The simple automation of starting a new EBS instance is easy, bordering on trivial. It's just a one-line bash script calling the EC2 command-line tools. What's tricky is everything on top of that. Such a solution pretty much implies a fully 100% automated deployment process. And this is all specific to your application. Can your app pull down all the data it needs to run (maybe it's stored in S3?). Can you kill you instance today and boot a new instance with 0.000 manual setup/install steps?
Or, you may be talking about a scenario I'll call "re-instancing an EBS volume":
EC2 box dies (root volume is EBS)
Force detach EBS volume
Boot new EC2 instance with the EBS volume
... That mostly works. The gotchas:
Doesn't protect against EBS failures, either total volume loss or an availability loss
Recovery time is O(minutes) assuming everything works just right
Your services need to be configured to restart automatically. It does no good to bring the box back if Nginx isn't running.
Your DNS routes or other services or whatever need to be ok with the IP-address changing. This can be worked around with ElasticIP.
How are your host SSH keys handled?
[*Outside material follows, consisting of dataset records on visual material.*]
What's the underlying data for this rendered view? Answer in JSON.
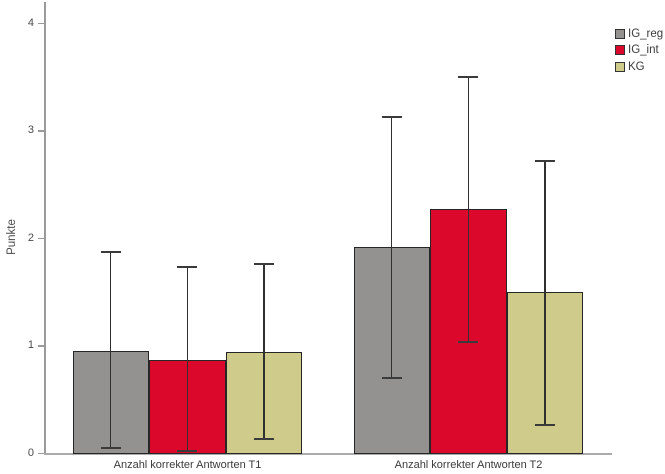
{
  "chart_data": {
    "type": "bar",
    "title": "",
    "xlabel": "",
    "ylabel": "Punkte",
    "categories": [
      "Anzahl korrekter Antworten T1",
      "Anzahl korrekter Antworten T2"
    ],
    "series": [
      {
        "name": "IG_reg",
        "color": "#949191",
        "values": [
          0.95,
          1.92
        ],
        "error_low": [
          0.05,
          0.7
        ],
        "error_high": [
          1.87,
          3.13
        ]
      },
      {
        "name": "IG_int",
        "color": "#DC082B",
        "values": [
          0.87,
          2.27
        ],
        "error_low": [
          0.02,
          1.03
        ],
        "error_high": [
          1.73,
          3.5
        ]
      },
      {
        "name": "KG",
        "color": "#CECB8B",
        "values": [
          0.94,
          1.5
        ],
        "error_low": [
          0.13,
          0.26
        ],
        "error_high": [
          1.76,
          2.72
        ]
      }
    ],
    "yticks": [
      0,
      1,
      2,
      3,
      4
    ],
    "ylim": [
      0,
      4.2
    ],
    "grid": false,
    "legend_position": "top-right",
    "error_bars": true
  },
  "colors": {
    "background": "#ffffff",
    "axis": "#9a9a9a",
    "baseline": "#ababab",
    "bar_border": "#262626",
    "error_bar": "#303030",
    "text": "#3b3b3b"
  }
}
Same name, new host key can break SSH-based automation when it gets the strong-warning for host-key-changed.
I don't have proof of this (other than seeing it happen once), but I believe that EC2/EBS _already_does_this_ automatically for boot-from-EBS instances
Again, the hard part here is on your plate. Can you stop your production service today and bring it up RELIABLY on a new instance? If so, the EC2 part of the story is really really easy.
As a side point:
All our user data is on Elastic Storage, so we're not too worried about losing anything.
I'd strongly suggest to regularly snapshot your EBS (Elastic Block Storage) to S3 if you are not doing that already.
You can use an autoscale group with a min/max/desired quantity of 1. Place the instance behind an ELB and have the autoscale group be triggered by the ELB healthy node count. This allows you to have built in monitoring by cloudwatch and the ELB health check. Anytime there is an issue the instance be replaced by the autoscale service.
If you have not checked 'Protect against accidental termination' you might want to do so.
Even if you have disabled 'Detailed Monitoring' for your instance you should still see the 'StatusCheckFailed' metric for your instance over which you can configure an alarm (In the CloudWatch dashboard)
Your application (hosted in a different server) should receive the alarm and start the instance using the AWS API (or CLI)
Since you have protected against accidental termination you would never need to spawn a new instance.